И все быстрее он шел. Подавшись вперед всем туловищем, наклонив голову, как бык, готовый бодаться, он точно пробивался сквозь невидимые ряды невидимых врагов и, как знамя, нес перед собой таинственные и могущественные слова:
– Да ведь нельзя же на самом деле! Нельзя!

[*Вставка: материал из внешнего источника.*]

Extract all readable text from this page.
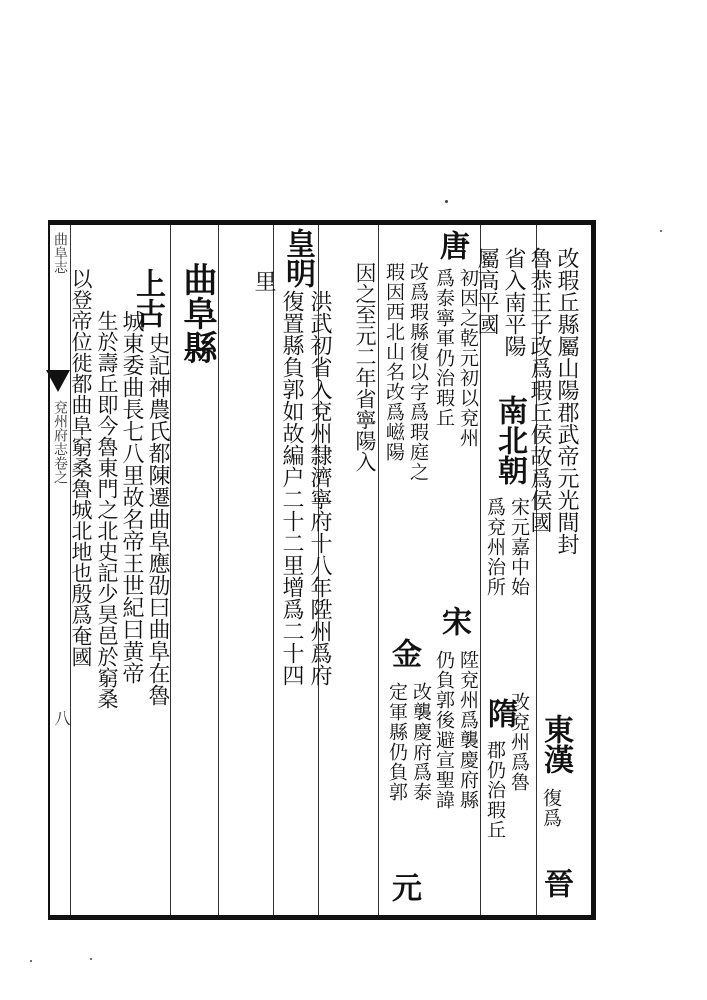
曲阜志
兗州府志卷之
八
改瑕丘縣屬山陽郡武帝元光間封
魯恭王子政爲瑕丘侯故爲侯國
東漢
復爲
省入南平陽
南北朝
宋元嘉中始
改兗州爲魯
晉
屬高平國
爲兗州治所
隋
郡仍治瑕丘
唐
初因之乾元初以兗州
爲泰寧軍仍治瑕丘
宋
陞兗州爲襲慶府縣
仍負郭後避宣聖諱
改爲瑕縣復以字爲瑕庭之
金
改襲慶府爲泰
定軍縣仍負郭
元
瑕因西北山名改爲嵫陽
因之至元二年省寧陽入
皇明
洪武初省入兗州隸濟寧府十八年陞州爲府
復置縣負郭如故編户二十二里增爲二十四
里
曲阜縣
上古
史記神農氏都陳遷曲阜應劭曰曲阜在魯
城東委曲長七八里故名帝王世紀曰黄帝
生於壽丘即今魯東門之北史記少昊邑於窮桑
以登帝位徙都曲阜窮桑魯城北地也殷爲奄國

И все тише, все глуше становился потаенный смех невидимых врагов, и реже стали их тесные ряды. Быть может, оттого случилось это, что пушистым снегом рассыпались тучи и белым колеблющимся мостом соединили небо с землей. И медленнее пошел успокоенный человек, а в злобных руках его оживал полузамерзший черненький щенок. Куда-то далеко, в самую глубину маленького тела, загнал мороз нежную теплоту жизни – и теперь она выходила оттуда пробуждающаяся, яркая, странно-прекрасная в своей непостижимой тайне – такая же прекрасная, как зарождение света и огня среди глубокой тьмы и ненастья.
1903 год
Весенние обещания
I
Кузнец Василий Васильевич Меркулов был строгий человек, и когда по праздникам он напивался пьян, то не пел песен, не смеялся и не играл на гармонии, как другие, а сидел в углу трактира и молча грозил черным обожженным пальцем. Грозил он и трактирщику за стойкой, и посетителям, и слуге, подававшему водку и жареную рыбу; приходил домой и там продолжал грозить пустой хате, так как уже давно жил один. В споры и брань с ним не вступали, так как от смешной угрозы он легко переходил к жестокой и кровавой драке; при своих пятидесяти годах был очень силен, и узловатый черный кулак его падал на головы, как молот. И с виду он был еще очень крепок – худощав, но жилист и высок ростом; и ходил гордо: грудь выпирал вперед, а ноги ставил прямо, не сгибая колен, точно вымерял улицу циркулем.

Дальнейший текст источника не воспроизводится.